Weiwei yang kini menutup wajah, membuat Misun geli sendiri. Ia langsung tertawa pelan saat Weiwei cukup malu jika berurusan dengan hati.

"Kau sangat lucu, Weiwei. Katakan saja!"

Mendengar hal itu, Weiwei mengangguk dengan tangan yang masih menutupi wajahnya. "Aku menyukai seseorang sejak lama. Aku bingung, haruskah aku terus terang atau memendamnya?"

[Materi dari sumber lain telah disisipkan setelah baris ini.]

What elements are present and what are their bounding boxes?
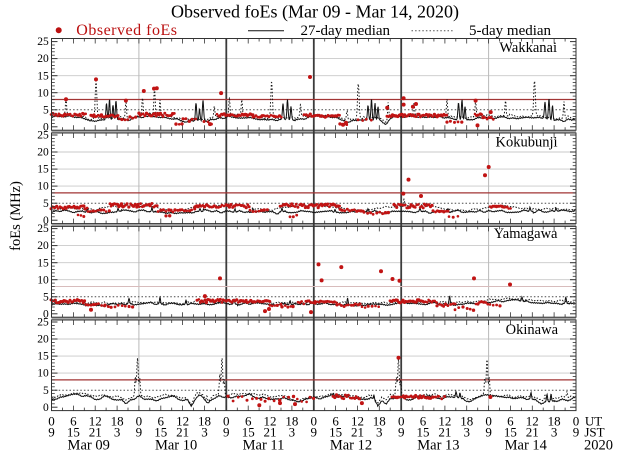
- svg-text:Mar 13: Mar 13: [417, 438, 459, 454]
- svg-text:25: 25: [37, 36, 49, 48]
- svg-text:18: 18: [111, 414, 124, 429]
- svg-text:3: 3: [114, 424, 121, 439]
- svg-text:20: 20: [37, 147, 49, 159]
- svg-text:5: 5: [43, 291, 49, 303]
- svg-text:Mar 14: Mar 14: [505, 438, 548, 454]
- svg-text:15: 15: [37, 351, 49, 363]
- svg-text:JST: JST: [584, 424, 604, 439]
- svg-text:25: 25: [37, 317, 49, 329]
- svg-text:0: 0: [136, 414, 143, 429]
- svg-text:5: 5: [43, 198, 49, 210]
- svg-text:18: 18: [460, 414, 473, 429]
- svg-text:Kokubunji: Kokubunji: [495, 135, 557, 151]
- svg-text:15: 15: [417, 424, 430, 439]
- svg-text:0: 0: [573, 414, 580, 429]
- svg-text:9: 9: [136, 424, 143, 439]
- svg-text:10: 10: [37, 87, 49, 99]
- svg-text:21: 21: [351, 424, 364, 439]
- svg-text:15: 15: [242, 424, 255, 439]
- svg-text:6: 6: [332, 414, 339, 429]
- svg-text:0: 0: [43, 308, 49, 320]
- svg-text:Mar 12: Mar 12: [330, 438, 372, 454]
- svg-text:18: 18: [285, 414, 298, 429]
- svg-text:6: 6: [245, 414, 252, 429]
- svg-text:21: 21: [176, 424, 189, 439]
- svg-text:12: 12: [176, 414, 189, 429]
- svg-text:6: 6: [70, 414, 77, 429]
- svg-text:5: 5: [43, 385, 49, 397]
- svg-text:0: 0: [48, 414, 55, 429]
- svg-text:12: 12: [351, 414, 364, 429]
- svg-text:9: 9: [311, 424, 318, 439]
- svg-text:15: 15: [37, 70, 49, 82]
- svg-text:2020: 2020: [584, 438, 613, 454]
- svg-text:27-day median: 27-day median: [301, 23, 391, 39]
- svg-text:3: 3: [289, 424, 296, 439]
- svg-text:Mar 09: Mar 09: [68, 438, 110, 454]
- svg-text:6: 6: [158, 414, 165, 429]
- svg-text:0: 0: [311, 414, 318, 429]
- svg-text:18: 18: [373, 414, 386, 429]
- svg-text:20: 20: [37, 53, 49, 65]
- svg-text:9: 9: [485, 424, 492, 439]
- svg-text:10: 10: [37, 368, 49, 380]
- svg-text:12: 12: [264, 414, 277, 429]
- svg-text:Observed foEs: Observed foEs: [76, 22, 177, 39]
- svg-text:6: 6: [507, 414, 514, 429]
- svg-text:12: 12: [438, 414, 451, 429]
- svg-text:9: 9: [573, 424, 580, 439]
- svg-text:25: 25: [37, 130, 49, 142]
- svg-text:21: 21: [526, 424, 539, 439]
- svg-text:5-day median: 5-day median: [469, 23, 552, 39]
- svg-text:12: 12: [89, 414, 102, 429]
- svg-text:9: 9: [48, 424, 55, 439]
- svg-text:15: 15: [504, 424, 517, 439]
- svg-text:0: 0: [398, 414, 405, 429]
- svg-text:UT: UT: [585, 414, 602, 429]
- svg-text:0: 0: [43, 121, 49, 133]
- svg-text:0: 0: [43, 215, 49, 227]
- svg-text:21: 21: [89, 424, 102, 439]
- svg-text:15: 15: [154, 424, 167, 439]
- svg-text:10: 10: [37, 274, 49, 286]
- svg-text:18: 18: [198, 414, 211, 429]
- svg-text:0: 0: [223, 414, 230, 429]
- svg-text:foEs (MHz): foEs (MHz): [8, 181, 24, 251]
- svg-text:6: 6: [420, 414, 427, 429]
- svg-text:3: 3: [551, 424, 558, 439]
- svg-text:15: 15: [67, 424, 80, 439]
- svg-text:3: 3: [376, 424, 383, 439]
- svg-text:21: 21: [264, 424, 277, 439]
- svg-text:10: 10: [37, 181, 49, 193]
- svg-text:9: 9: [223, 424, 230, 439]
- svg-text:Observed foEs (Mar 09 - Mar 14: Observed foEs (Mar 09 - Mar 14, 2020): [171, 2, 459, 23]
- svg-text:15: 15: [37, 257, 49, 269]
- svg-text:3: 3: [463, 424, 470, 439]
- svg-text:12: 12: [526, 414, 539, 429]
- svg-text:Wakkanai: Wakkanai: [499, 40, 557, 56]
- svg-text:Yamagawa: Yamagawa: [494, 226, 558, 242]
- svg-text:5: 5: [43, 104, 49, 116]
- svg-text:0: 0: [485, 414, 492, 429]
- svg-text:Okinawa: Okinawa: [506, 322, 559, 338]
- svg-text:15: 15: [37, 164, 49, 176]
- svg-text:9: 9: [398, 424, 405, 439]
- svg-text:21: 21: [438, 424, 451, 439]
- svg-text:Mar 10: Mar 10: [155, 438, 197, 454]
- svg-text:25: 25: [37, 223, 49, 235]
- svg-text:18: 18: [548, 414, 561, 429]
- svg-text:0: 0: [43, 402, 49, 414]
- svg-text:Mar 11: Mar 11: [243, 438, 285, 454]
- svg-text:20: 20: [37, 334, 49, 346]
- svg-text:15: 15: [329, 424, 342, 439]
- svg-text:20: 20: [37, 240, 49, 252]
- svg-text:3: 3: [201, 424, 208, 439]
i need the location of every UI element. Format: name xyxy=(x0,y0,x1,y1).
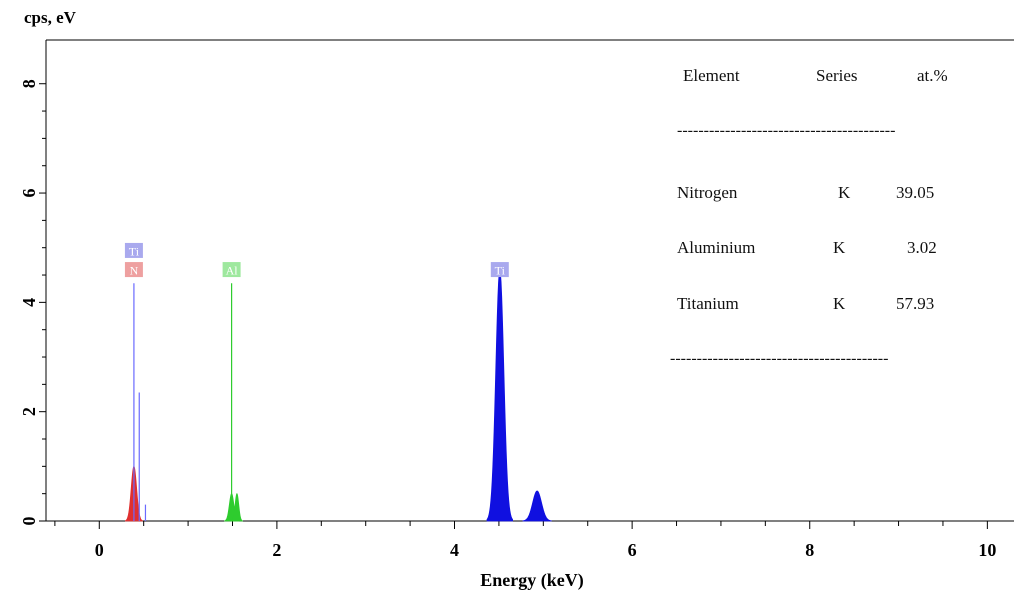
x-tick-label: 6 xyxy=(628,540,637,560)
y-tick-label: 4 xyxy=(19,298,39,307)
table-row-at: 39.05 xyxy=(896,183,935,202)
peak-label-bg xyxy=(124,262,143,278)
peak-label-ti: Ti xyxy=(495,264,506,278)
x-axis-label: Energy (keV) xyxy=(480,570,584,590)
peak-label-bg xyxy=(490,262,509,278)
table-header-element: Element xyxy=(683,66,740,85)
table-row-element: Nitrogen xyxy=(677,183,738,202)
table-row-series: K xyxy=(838,183,851,202)
x-tick-label: 4 xyxy=(450,540,459,560)
y-tick-label: 0 xyxy=(19,517,39,526)
x-tick-label: 8 xyxy=(805,540,814,560)
table-header-series: Series xyxy=(816,66,858,85)
table-row-element: Titanium xyxy=(677,294,739,313)
x-tick-label: 10 xyxy=(978,540,996,560)
peak-label-bg xyxy=(222,262,241,278)
peak-label-al: Al xyxy=(226,264,239,278)
table-row-element: Aluminium xyxy=(677,238,756,257)
peak-label-ti: Ti xyxy=(129,244,140,258)
table-row-series: K xyxy=(833,238,846,257)
x-tick-label: 0 xyxy=(95,540,104,560)
peak-ti xyxy=(486,269,513,522)
table-rule-top: ----------------------------------------… xyxy=(677,122,896,139)
table-rule-bottom: ----------------------------------------… xyxy=(670,350,889,367)
table-row-at: 3.02 xyxy=(907,238,937,257)
y-tick-label: 6 xyxy=(19,189,39,198)
y-axis-label: cps, eV xyxy=(24,8,76,27)
peak-label-bg xyxy=(124,242,143,258)
peak-al xyxy=(230,493,244,522)
y-tick-label: 2 xyxy=(19,407,39,416)
table-row-series: K xyxy=(833,294,846,313)
x-tick-label: 2 xyxy=(272,540,281,560)
peak-label-n: N xyxy=(130,264,139,278)
table-header-at: at.% xyxy=(917,66,948,85)
table-row-at: 57.93 xyxy=(896,294,935,313)
peak-ti xyxy=(522,490,552,522)
y-tick-label: 8 xyxy=(19,79,39,88)
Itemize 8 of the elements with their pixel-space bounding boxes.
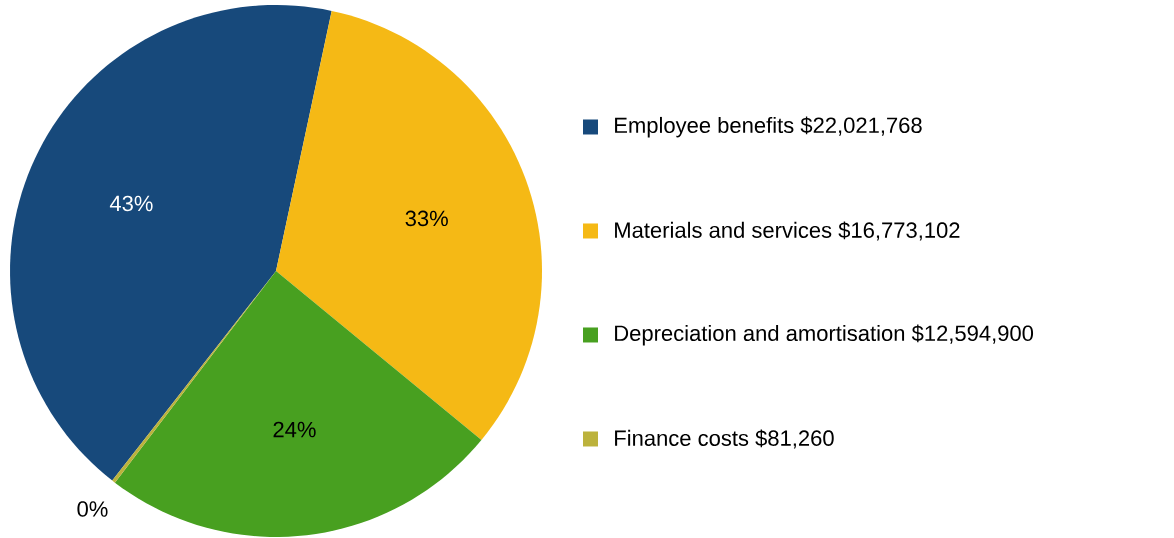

"Kau jatuh cinta? Itu sangat bagus! Dan kusarankan, terus terang saja. Kau juga akan mengetahui bagaimana perasaan orang kau suka jika mengatakannya daripada memendamnya seperti itu," jawabnya.

Sekejap, Weiwei menyingkirkan jemari yang menutupi wajahnya, lantas memasang wajah gelisah. "Bagaimana jika dia akan menghindariku jika aku berterus terang atau bahkan, dia akan membenciku? Aku sangat takut---"

Tutur kata Weiwei terhenti kala Misun langsung menempelkan jemari telunjuknya di bibir Weiwei sembari menggeleng. "Dia tidak akan melakukan itu, lagipula apa salahnya berterus terang? Sungguh, Weiwei! Jika kau melakukan saranku, kau akan bisa tenang," ucapnya dengan senyum manis, sembari menatap beberapa orang yang tengah berlalu. Tatapan itu, seakan memiliki makna dan Weiwei pun langsung menyenggol lengan Misun.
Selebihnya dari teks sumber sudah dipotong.